Progressive Christian blogging in 2005 reflected the apparent dominance of the Christian right by being largely defensive: decrying the latest outrage from James Dobson or Pat Robertson, pointing out the immorality of Bush’s policies, and calling for progressive Christians to fight back. All of this has been important, but in 2006 I think we need to go on the offense by laying out our policy options instead of just criticizing the Republicans’. We need to propose the policy areas that are most important to us as progressive Christians, and explain how following Jesus’ call to care for the least, the last and the lost can be realized in a democratic, pluralistic public square. When is government the appropriate vehicle to care for others, and when should it be left to private non-profits and individuals? How can we best alleviate poverty in Africa not just today, but for generations in the future? How do we act as good stewards of God’s creation for the future without causing suffering today? How do we protect ourselves from the real threat of terrorism without violating civil rights? We need to advance an authentically Christian policy agenda from the left, not just shoot down the policy agenda from the right.

I expect my blogging will change along these lines this year. I’m going to try to spend more time offering my thoughts on the positive Christian policy choices we can make on the left rather than responding to the latest news on the Christian right. As part of this shift, I’ve decided to try to blog less often but more thoughtfully. Hopefully each post will give you more grist for the commenting mill, so you won’t feel short-changed.

Although these are my plans, who knows how things will turn out this year. After all, this blogging thing continues to be something I only pursue on evenings and weekends, and only after meeting my obligations to my family, my church and my employer, so no guarantees. But one thing is for sure: 2006 will be as interesting a year in the blogosphere as was 2005.


  1. Bob-

    You and I are often on the same wavelength. I’ve decided to push forward with a positive progressive Christian message for 2006. One thing I’ve noticed is that immigrants, specifically illegal immigrants, are probably going to be the whipping boys of the GOP in ’06. Would you consider doing some research into this issue and presenting it from a Biblical point of view? I know that the Psalmist talks about the “aliens”, but what exactly would a progressive Christian message be on immigrants and immigration? I’m going to explore this over at my blog in the next weeks and months, but your thoughts would be appreciated.

    Comment by Expat Teacher — January 8, 2006 @ 2:02 pm

  2. I’ve got my sleeves rolled up, Bob. Let’s get started!!!

    Comment by wildwest — January 9, 2006 @ 5:52 am

  3. Sounds like a noble goal/direction change for 2006.
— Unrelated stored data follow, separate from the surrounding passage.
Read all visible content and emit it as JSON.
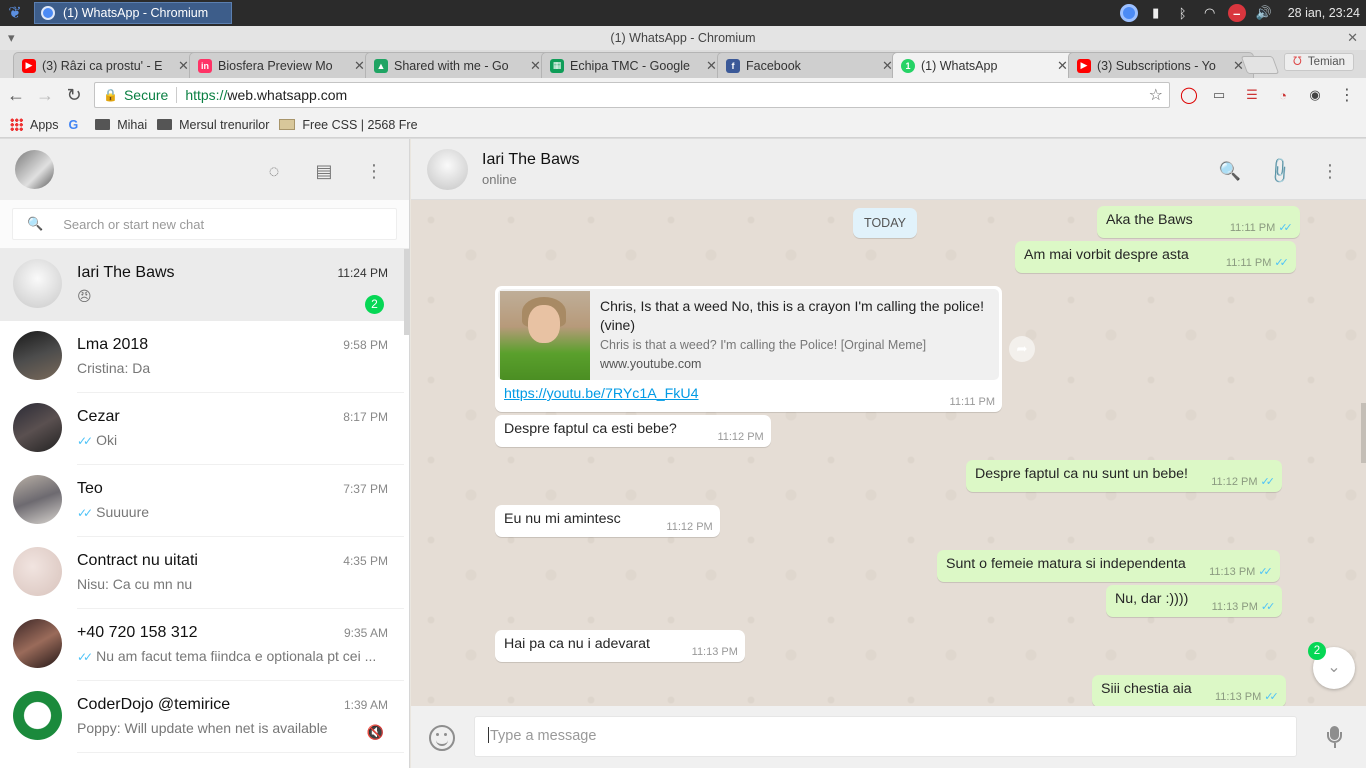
{
  "taskbar": {
    "task_label": "(1) WhatsApp - Chromium",
    "clock": "28 ian, 23:24"
  },
  "window": {
    "title": "(1) WhatsApp - Chromium"
  },
  "tabs": [
    {
      "label": "(3) Râzi ca prostu' - E",
      "icon": "youtube-icon",
      "color": "#ff0000"
    },
    {
      "label": "Biosfera Preview Mo",
      "icon": "invision-icon",
      "color": "#ff3366"
    },
    {
      "label": "Shared with me - Go",
      "icon": "google-drive-icon",
      "color": "#1fa463"
    },
    {
      "label": "Echipa TMC - Google",
      "icon": "google-sheets-icon",
      "color": "#0f9d58"
    },
    {
      "label": "Facebook",
      "icon": "facebook-icon",
      "color": "#3b5998"
    },
    {
      "label": "(1) WhatsApp",
      "icon": "whatsapp-icon",
      "color": "#25d366"
    },
    {
      "label": "(3) Subscriptions - Yo",
      "icon": "youtube-icon",
      "color": "#ff0000"
    }
  ],
  "profile": {
    "label": "Temian"
  },
  "omnibox": {
    "secure_label": "Secure",
    "scheme": "https://",
    "host": "web.whatsapp.com"
  },
  "bookmarks": [
    {
      "label": "Apps",
      "icon": "apps-grid-icon"
    },
    {
      "label": "",
      "icon": "google-icon"
    },
    {
      "label": "Mihai",
      "icon": "folder-icon"
    },
    {
      "label": "Mersul trenurilor",
      "icon": "folder-icon"
    },
    {
      "label": "Free CSS | 2568 Fre",
      "icon": "css-icon"
    }
  ],
  "left": {
    "search_placeholder": "Search or start new chat",
    "chats": [
      {
        "name": "Iari The Baws",
        "time": "11:24 PM",
        "message": "😠",
        "ticks": false,
        "badge": "2",
        "selected": true
      },
      {
        "name": "Lma 2018",
        "time": "9:58 PM",
        "message": "Cristina: Da",
        "ticks": false
      },
      {
        "name": "Cezar",
        "time": "8:17 PM",
        "message": "Oki",
        "ticks": true
      },
      {
        "name": "Teo",
        "time": "7:37 PM",
        "message": "Suuuure",
        "ticks": true
      },
      {
        "name": "Contract nu uitati",
        "time": "4:35 PM",
        "message": "Nisu: Ca cu mn nu",
        "ticks": false
      },
      {
        "name": "+40 720 158 312",
        "time": "9:35 AM",
        "message": "Nu am facut tema fiindca e optionala pt cei ...",
        "ticks": true
      },
      {
        "name": "CoderDojo @temirice",
        "time": "1:39 AM",
        "message": "Poppy: Will update when net is available",
        "ticks": false,
        "muted": true
      }
    ]
  },
  "right": {
    "contact_name": "Iari The Baws",
    "contact_status": "online",
    "date_chip": "TODAY",
    "messages": [
      {
        "dir": "out",
        "text": "Aka the Baws",
        "time": "11:11 PM"
      },
      {
        "dir": "out",
        "text": "Am mai vorbit despre asta",
        "time": "11:11 PM"
      },
      {
        "dir": "in",
        "text": "Despre faptul ca esti bebe?",
        "time": "11:12 PM"
      },
      {
        "dir": "out",
        "text": "Despre faptul ca nu sunt un bebe!",
        "time": "11:12 PM"
      },
      {
        "dir": "in",
        "text": "Eu nu mi amintesc",
        "time": "11:12 PM"
      },
      {
        "dir": "out",
        "text": "Sunt o femeie matura si independenta",
        "time": "11:13 PM"
      },
      {
        "dir": "out",
        "text": "Nu, dar :))))",
        "time": "11:13 PM"
      },
      {
        "dir": "in",
        "text": "Hai pa ca nu i adevarat",
        "time": "11:13 PM"
      },
      {
        "dir": "out",
        "text": "Siii chestia aia",
        "time": "11:13 PM"
      }
    ],
    "link_message": {
      "title": "Chris, Is that a weed No, this is a crayon I'm calling the police! (vine)",
      "description": "Chris is that a weed? I'm calling the Police! [Orginal Meme]",
      "domain": "www.youtube.com",
      "url": "https://youtu.be/7RYc1A_FkU4",
      "time": "11:11 PM"
    },
    "unread_badge": "2",
    "composer_placeholder": "Type a message"
  },
  "colors": {
    "outgoing_bubble": "#dcf8c6",
    "incoming_bubble": "#ffffff",
    "unread_badge": "#06d755",
    "read_ticks": "#4fc3f7",
    "link": "#039be5"
  }
}
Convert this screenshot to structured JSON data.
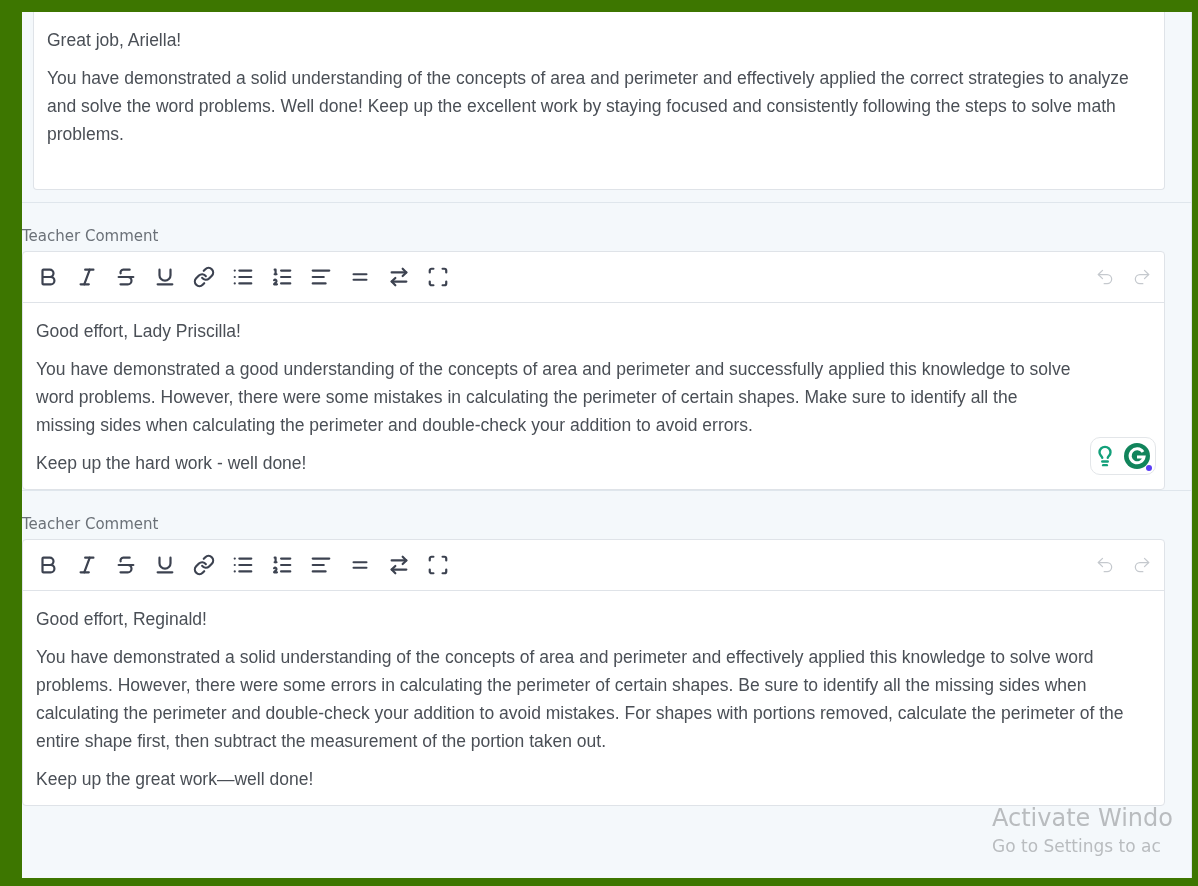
{
  "comments": [
    {
      "kind": "plain",
      "paragraphs": [
        "Great job, Ariella!",
        "You have demonstrated a solid understanding of the concepts of area and perimeter and effectively applied the correct strategies to analyze and solve the word problems. Well done! Keep up the excellent work by staying focused and consistently following the steps to solve math problems."
      ]
    },
    {
      "kind": "editor",
      "label": "Teacher Comment",
      "undo_disabled": true,
      "redo_disabled": true,
      "assistant_badge": true,
      "paragraphs": [
        "Good effort, Lady Priscilla!",
        "You have demonstrated a good understanding of the concepts of area and perimeter and successfully applied this knowledge to solve word problems. However, there were some mistakes in calculating the perimeter of certain shapes. Make sure to identify all the missing sides when calculating the perimeter and double-check your addition to avoid errors.",
        "Keep up the hard work - well done!"
      ]
    },
    {
      "kind": "editor",
      "label": "Teacher Comment",
      "undo_disabled": true,
      "redo_disabled": true,
      "paragraphs": [
        "Good effort, Reginald!",
        "You have demonstrated a solid understanding of the concepts of area and perimeter and effectively applied this knowledge to solve word problems. However, there were some errors in calculating the perimeter of certain shapes. Be sure to identify all the missing sides when calculating the perimeter and double-check your addition to avoid mistakes. For shapes with portions removed, calculate the perimeter of the entire shape first, then subtract the measurement of the portion taken out.",
        "Keep up the great work—well done!"
      ]
    }
  ],
  "os_notice": {
    "title": "Activate Windo",
    "subtitle": "Go to Settings to ac"
  }
}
    Comment by Jarred — January 9, 2006 @ 9:50 am

  4. Teacher…. I think there are some inherent problems with trying to use the Bible as a formula for how we should address present day aliens. First, what is translated as “alien” in the Old Testament encompasses to different groups of people: foreigners and sojourners. The sojourner is one who makes Israel his home. The foreigner comes into temporary contact with Israel as a trader, traveler, soldier, without cutting ties with his original home. Today we might call these people business people and tourists. So a foreigner is not really the same as an undocumented worker, yet the OT uses “alien” to describe this person.

    Another problem is that ancient Israel relates to “aliens” differently at different times in its history. After being led out of Egyptian bondage and having been aliens themselves, Israel says to treat aliens nicely. But at other times when the purity of the cult is threatened, people are warned to avoid contact with the alien. Judah is warned by the prophets that it was Israel’s mixed marriages and racial and cultic impurity that led to the fall of Israel in 722 BC. And during the time of Jesus we see that there was great loathing for the Samaritans who were viewed as foreigners because of their cultic impurity.
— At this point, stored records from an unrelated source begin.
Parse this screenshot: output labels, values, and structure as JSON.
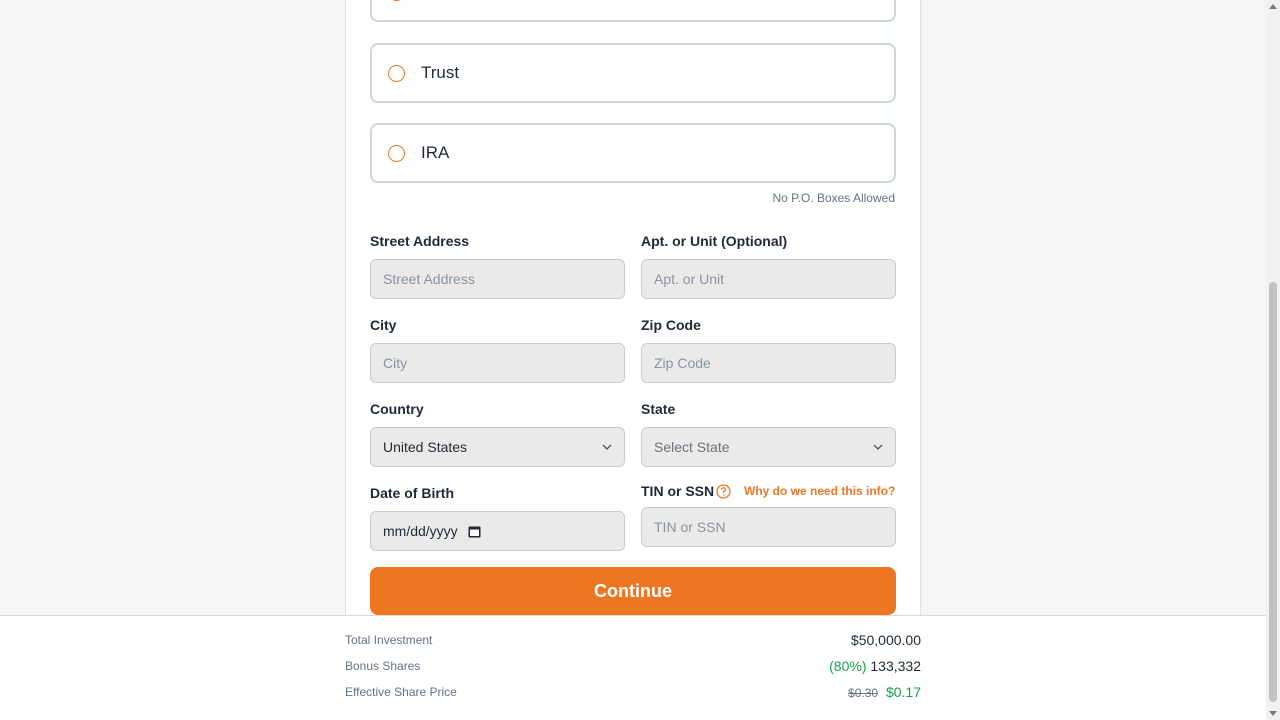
{
  "entity_options": [
    {
      "label": ""
    },
    {
      "label": "Trust"
    },
    {
      "label": "IRA"
    }
  ],
  "address_hint": "No P.O. Boxes Allowed",
  "form": {
    "street": {
      "label": "Street Address",
      "placeholder": "Street Address"
    },
    "apt": {
      "label": "Apt. or Unit (Optional)",
      "placeholder": "Apt. or Unit"
    },
    "city": {
      "label": "City",
      "placeholder": "City"
    },
    "zip": {
      "label": "Zip Code",
      "placeholder": "Zip Code"
    },
    "country": {
      "label": "Country",
      "value": "United States"
    },
    "state": {
      "label": "State",
      "value": "Select State"
    },
    "dob": {
      "label": "Date of Birth",
      "value": "mm/dd/yyyy"
    },
    "tin": {
      "label": "TIN or SSN",
      "placeholder": "TIN or SSN",
      "why_link": "Why do we need this info?"
    }
  },
  "continue_label": "Continue",
  "summary": {
    "total_investment": {
      "label": "Total Investment",
      "value": "$50,000.00"
    },
    "bonus_shares": {
      "label": "Bonus Shares",
      "percent": "(80%)",
      "value": "133,332"
    },
    "effective_price": {
      "label": "Effective Share Price",
      "old": "$0.30",
      "new": "$0.17"
    }
  },
  "colors": {
    "accent": "#ec7622",
    "green": "#16a34a"
  }
}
    No, I would be careful about applying Biblical references to aliens to our situation today. Matthew 25 would be a better place to begin.

    Comment by Tony — January 9, 2006 @ 11:50 am

  5. Sounds interesting, Bob! I look forward to it. 🙂

    Comment by Angel — January 10, 2006 @ 7:09 pm

  6. Bob writes:

    “but in 2006 I think we need to go on the offense by laying out our policy options instead of just criticizing the Republicans’. We need to propose the policy areas that are most important to us as progressive Christians, and explain how following Jesus’ call to care for the least, the last and the lost can be realized in a democratic, pluralistic public square.”
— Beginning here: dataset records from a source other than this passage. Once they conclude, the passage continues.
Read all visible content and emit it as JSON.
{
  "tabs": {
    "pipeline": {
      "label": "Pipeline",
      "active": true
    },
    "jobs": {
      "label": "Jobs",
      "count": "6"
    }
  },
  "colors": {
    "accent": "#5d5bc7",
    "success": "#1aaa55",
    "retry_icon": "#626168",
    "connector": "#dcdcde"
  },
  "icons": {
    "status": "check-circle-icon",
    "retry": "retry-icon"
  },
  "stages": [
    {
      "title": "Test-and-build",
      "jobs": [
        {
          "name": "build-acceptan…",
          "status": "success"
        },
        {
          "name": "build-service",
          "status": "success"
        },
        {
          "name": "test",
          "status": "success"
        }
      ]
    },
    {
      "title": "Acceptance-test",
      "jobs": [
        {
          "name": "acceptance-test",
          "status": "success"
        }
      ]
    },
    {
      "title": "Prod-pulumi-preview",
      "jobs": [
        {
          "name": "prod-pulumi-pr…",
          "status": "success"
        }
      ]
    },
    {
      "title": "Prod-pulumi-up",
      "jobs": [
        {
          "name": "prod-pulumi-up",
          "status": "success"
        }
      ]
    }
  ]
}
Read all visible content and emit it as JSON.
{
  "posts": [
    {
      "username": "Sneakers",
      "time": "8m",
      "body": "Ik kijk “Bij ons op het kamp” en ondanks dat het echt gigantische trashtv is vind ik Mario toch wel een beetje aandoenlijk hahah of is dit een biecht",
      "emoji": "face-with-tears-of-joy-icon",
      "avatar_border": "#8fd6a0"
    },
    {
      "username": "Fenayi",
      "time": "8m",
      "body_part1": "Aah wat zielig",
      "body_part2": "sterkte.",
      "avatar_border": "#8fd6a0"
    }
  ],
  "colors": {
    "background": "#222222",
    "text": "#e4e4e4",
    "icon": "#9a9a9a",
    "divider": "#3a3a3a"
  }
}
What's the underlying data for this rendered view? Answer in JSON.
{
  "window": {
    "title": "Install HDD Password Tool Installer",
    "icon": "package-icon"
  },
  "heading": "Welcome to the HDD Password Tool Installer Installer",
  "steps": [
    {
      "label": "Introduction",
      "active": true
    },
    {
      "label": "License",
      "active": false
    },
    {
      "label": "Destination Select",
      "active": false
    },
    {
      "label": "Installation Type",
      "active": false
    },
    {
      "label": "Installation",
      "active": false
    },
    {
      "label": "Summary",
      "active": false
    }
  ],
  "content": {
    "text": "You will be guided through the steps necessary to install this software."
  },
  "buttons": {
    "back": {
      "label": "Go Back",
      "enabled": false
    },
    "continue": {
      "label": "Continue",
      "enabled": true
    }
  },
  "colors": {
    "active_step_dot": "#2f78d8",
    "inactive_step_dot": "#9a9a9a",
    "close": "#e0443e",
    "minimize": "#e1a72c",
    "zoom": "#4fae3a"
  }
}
    Yeah, that’d be a nice thing to do. And a novel idea, “hey, instead of demonizing the “evil” Republicans, let’s come up with our OWN plan!” Duh and 😛

    Comment by Jacke — January 11, 2006 @ 8:15 am

  7. I think that it is definitely time for the progressive Christians in America to make themselves heard.

    The demonising of immigrants, especially illegal ones, is something which is one of the most disturbing deatures of the right wing, and of conservative Christians. I wish you all the luck with your research.